Sinds de oprichting in 2013 heeft Moio meer dan 1800 jongeren die op school waren vastgelopen meer of minder intensief begeleid. Bijna negen op de tien haalden alsnog een diploma, mede dankzij het zelfvertrouwen dat zij bij de studio terugwonnen: ze ontdekten daar dat hun moeizame schoolbestaan ook aan een falend onderwijssysteem kan liggen en niet per se aan henzelf te wijten hoeft te zijn. Jet Bussemaker, minister van Onderwijs in Rutte II, onderkende het belang van Lecina’s initiatief. Zij vroeg mbo’ers die bij Moio waren betrokken om haar suggesties te doen voor verbeteringen van hun schooltype.
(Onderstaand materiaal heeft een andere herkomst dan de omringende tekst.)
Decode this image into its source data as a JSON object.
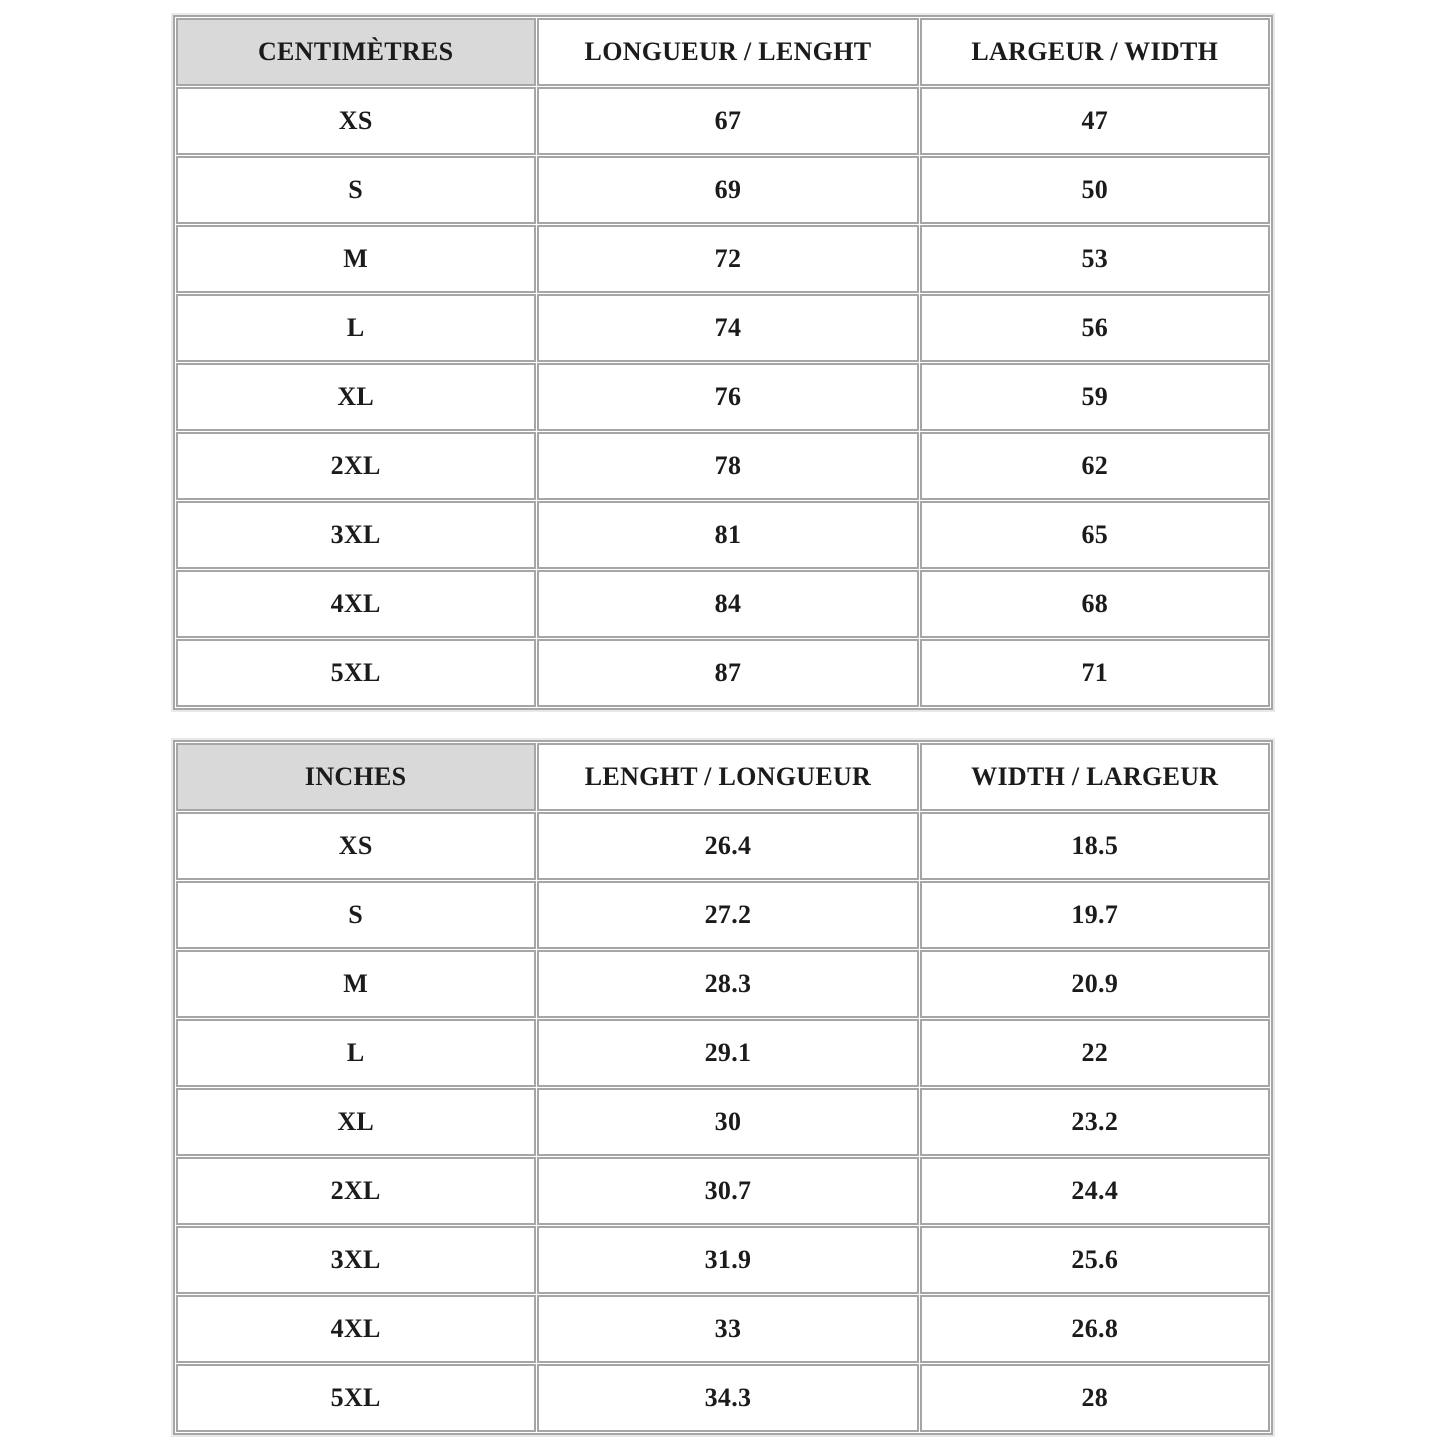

Vrij naar Einstein gaven zij hun onderzoeksrapport het motto: ‘Je beoordeelt een vis ook niet op het beklimmen van een boom’, om aan te geven wat er volgens hen aan het mbo mankeert: een overmaat aan aanpassingsdwang.
UniverCity / Studio Moio
Wie binnenloopt bij studio Moio in Leiden-Noord ziet dat jongeren daar hun zin in leren herwinnen – en daarmee een zekere vrolijkheid in hun bestaan. Een voorbeeld: Falco kreeg het idee om te gaan ‘paintballen’ met de ouderen met wie Moio het gebouw deelt, wat in dit geval inhield dat ze een abstract schilderij maakten door verfballonnen tegen een wit doek uiteen te laten spatten. Ook grappig: in de tuin zijn her en der paspoppen ingegraven zodat alleen het onderlijf nog rechtop boven de grond uitsteekt, alsof ze er van bovenaf zijn ingedoken. De mannelijke paspop die met zijn hoofd was beland in het kruis van een vrouwelijke werd in vuur en vlam gezet: Falco stak de fik in hem wegens ‘mensoverschrijdend gedrag’.
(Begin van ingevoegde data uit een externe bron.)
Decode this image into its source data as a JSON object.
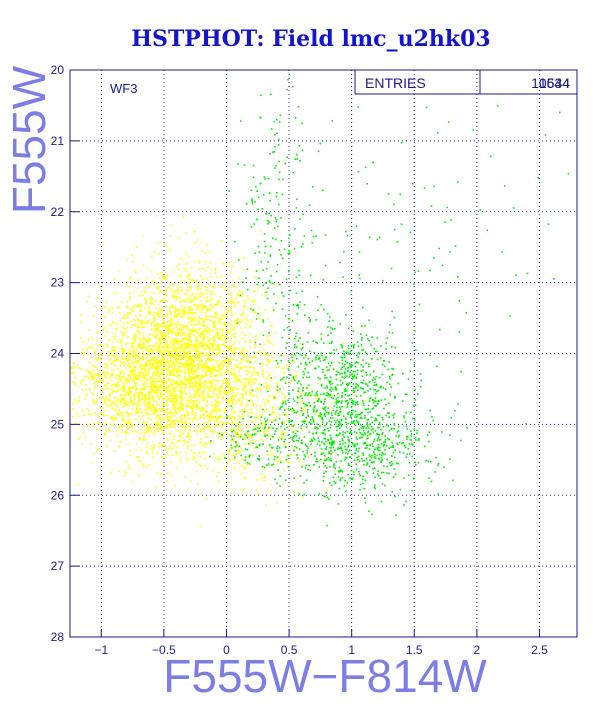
{
  "chart_data": {
    "type": "scatter",
    "title": "HSTPHOT: Field lmc_u2hk03",
    "panel_label": "WF3",
    "xlabel": "F555W−F814W",
    "ylabel": "F555W",
    "xlim": [
      -1.25,
      2.8
    ],
    "ylim": [
      28,
      20
    ],
    "x_reversed": false,
    "y_reversed": true,
    "xticks": [
      -1,
      -0.5,
      0,
      0.5,
      1,
      1.5,
      2,
      2.5
    ],
    "xtick_labels": [
      "−1",
      "−0.5",
      "0",
      "0.5",
      "1",
      "1.5",
      "2",
      "2.5"
    ],
    "yticks": [
      20,
      21,
      22,
      23,
      24,
      25,
      26,
      27,
      28
    ],
    "ytick_labels": [
      "20",
      "21",
      "22",
      "23",
      "24",
      "25",
      "26",
      "27",
      "28"
    ],
    "grid": true,
    "stats_box": {
      "label": "ENTRIES",
      "values": [
        "10534",
        "1644"
      ]
    },
    "series": [
      {
        "color": "#ffff00",
        "count": 10534,
        "clusters": [
          {
            "cx": -0.35,
            "cy": 24.15,
            "sx": 0.32,
            "sy": 0.55,
            "weight": 0.55
          },
          {
            "cx": -0.75,
            "cy": 24.5,
            "sx": 0.28,
            "sy": 0.45,
            "weight": 0.2
          },
          {
            "cx": 0.1,
            "cy": 24.8,
            "sx": 0.35,
            "sy": 0.55,
            "weight": 0.15
          },
          {
            "cx": -0.3,
            "cy": 23.4,
            "sx": 0.25,
            "sy": 0.45,
            "weight": 0.1
          }
        ]
      },
      {
        "color": "#00ee00",
        "count": 1644,
        "clusters": [
          {
            "cx": 0.9,
            "cy": 24.6,
            "sx": 0.25,
            "sy": 0.55,
            "weight": 0.5
          },
          {
            "cx": 1.1,
            "cy": 25.3,
            "sx": 0.3,
            "sy": 0.35,
            "weight": 0.25
          },
          {
            "cx": 0.4,
            "cy": 22.3,
            "sx": 0.15,
            "sy": 0.9,
            "weight": 0.12
          },
          {
            "cx": 0.3,
            "cy": 25.2,
            "sx": 0.2,
            "sy": 0.2,
            "weight": 0.08
          },
          {
            "cx": 1.6,
            "cy": 22.5,
            "sx": 0.5,
            "sy": 1.2,
            "weight": 0.05
          }
        ]
      }
    ]
  },
  "colors": {
    "frame": "#1a1a8c",
    "grid": "#2a2aa0",
    "title": "#1414c8",
    "axis_label": "#7d7de6",
    "tick_label": "#1a1a8c"
  }
}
Hoewel van vaste tijden of de plicht aanwezig te zijn geen sprake is, komen de Moio-studenten trouw naar de Julianastraat om aan hun projecten te werken. Welke dat zijn, daarin laat Lecina hen vrij, mits er een hernieuwd perspectief ontstaat op het afronden van hun opleiding. Ook heeft zij graag dat er op de een of andere manier een maatschappelijk belang mee is gemoeid, getrouw aan waar ‘Moio’ voor staat: Maatschappelijk Ondernemen in Onderwijs.
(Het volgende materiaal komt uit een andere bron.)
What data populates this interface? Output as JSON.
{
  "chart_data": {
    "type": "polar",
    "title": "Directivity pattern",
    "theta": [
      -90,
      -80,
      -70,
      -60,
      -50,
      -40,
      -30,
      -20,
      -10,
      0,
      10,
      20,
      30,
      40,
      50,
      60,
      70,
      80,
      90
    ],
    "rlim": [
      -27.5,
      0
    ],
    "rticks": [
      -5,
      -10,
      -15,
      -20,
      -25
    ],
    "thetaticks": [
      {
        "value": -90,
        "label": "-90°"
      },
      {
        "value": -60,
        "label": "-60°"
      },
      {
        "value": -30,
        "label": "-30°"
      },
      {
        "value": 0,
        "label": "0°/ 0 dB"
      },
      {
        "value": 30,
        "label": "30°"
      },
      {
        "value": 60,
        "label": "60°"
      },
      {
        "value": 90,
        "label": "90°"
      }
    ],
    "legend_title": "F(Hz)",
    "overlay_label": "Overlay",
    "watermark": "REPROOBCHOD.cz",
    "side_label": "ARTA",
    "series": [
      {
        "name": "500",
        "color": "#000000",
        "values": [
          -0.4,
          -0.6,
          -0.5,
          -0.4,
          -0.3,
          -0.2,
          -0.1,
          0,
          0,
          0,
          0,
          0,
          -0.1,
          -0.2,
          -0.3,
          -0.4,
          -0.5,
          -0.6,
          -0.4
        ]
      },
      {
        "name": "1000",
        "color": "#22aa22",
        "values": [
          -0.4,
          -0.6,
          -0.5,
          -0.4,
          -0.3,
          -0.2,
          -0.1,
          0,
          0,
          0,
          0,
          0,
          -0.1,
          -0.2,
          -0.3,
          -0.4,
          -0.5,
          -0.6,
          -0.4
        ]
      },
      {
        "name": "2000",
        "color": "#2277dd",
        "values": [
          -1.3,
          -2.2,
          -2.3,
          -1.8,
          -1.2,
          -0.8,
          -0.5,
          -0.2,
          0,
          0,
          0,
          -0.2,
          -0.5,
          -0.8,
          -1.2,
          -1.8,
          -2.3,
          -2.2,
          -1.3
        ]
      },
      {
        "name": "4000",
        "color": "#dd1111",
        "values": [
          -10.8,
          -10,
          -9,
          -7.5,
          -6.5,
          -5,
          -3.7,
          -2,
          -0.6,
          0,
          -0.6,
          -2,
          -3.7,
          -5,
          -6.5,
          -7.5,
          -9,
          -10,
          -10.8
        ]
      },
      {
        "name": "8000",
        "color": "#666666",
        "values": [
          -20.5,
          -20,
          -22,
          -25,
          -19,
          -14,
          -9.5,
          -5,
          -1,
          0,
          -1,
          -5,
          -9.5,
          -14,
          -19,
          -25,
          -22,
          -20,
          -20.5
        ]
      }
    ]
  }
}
Naar de maatschappelijke waarde informeerde Lecina dan ook meteen toen Ruben Engelkes haar zei dat hij een mierenkolonie in de studio wilde inrichten. Engelkes, tijdens zijn mbo-stage mediavormgeving op de studio begonnen en inmiddels Lecina’s rechterhand als projectbegeleider, overtuigde haar: weinig dieren zijn zo goed in samenwerken als mieren. In de keuken van Moio staat nu de mierenkolonie. Engelkes vertelt: ‘Er ontstond nog even een dreigende crisissituatie toen we twee kevers bij de kolonie hadden gevoegd. Eva stuurde een foto naar haar vader, die bioloog is, en vroeg: pap, is dit nu wel zo slim? Hij antwoordde: deze keversoort vreet dertig mieren in een minuut.’
Toch hebben de mieren gewonnen. Hun reddingsoperatie, een meesterstukje van samenwerken, was in de keuken live te volgen, dankzij de doorzichtige plastic platen waarmee de kolonie is ingepakt. Te zien was hoe de mieren eerst de koningin in veiligheid brachten, door haar een verdieping hoger te tillen, om vervolgens alle toegangen tot het holletje waar de kevers zich bevonden met gruis dicht te stoppen, korreltje voor korreltje. Op het moment dat de vijanden het loodje legden zouden ze dat holletje weer opengraven, om de stoffelijke resten aan de koningin te kunnen voeren. In deze aanschouwelijke les werd de inzet van hun samenwerking duidelijk: het voortbestaan van de kolonie, nu en in de toekomst. Al was het wel wat ontnuchterend toen Eva’s vader opmerkte dat de mierenmaatschappij het ultieme voorbeeld van een genadeloze dictatuur is.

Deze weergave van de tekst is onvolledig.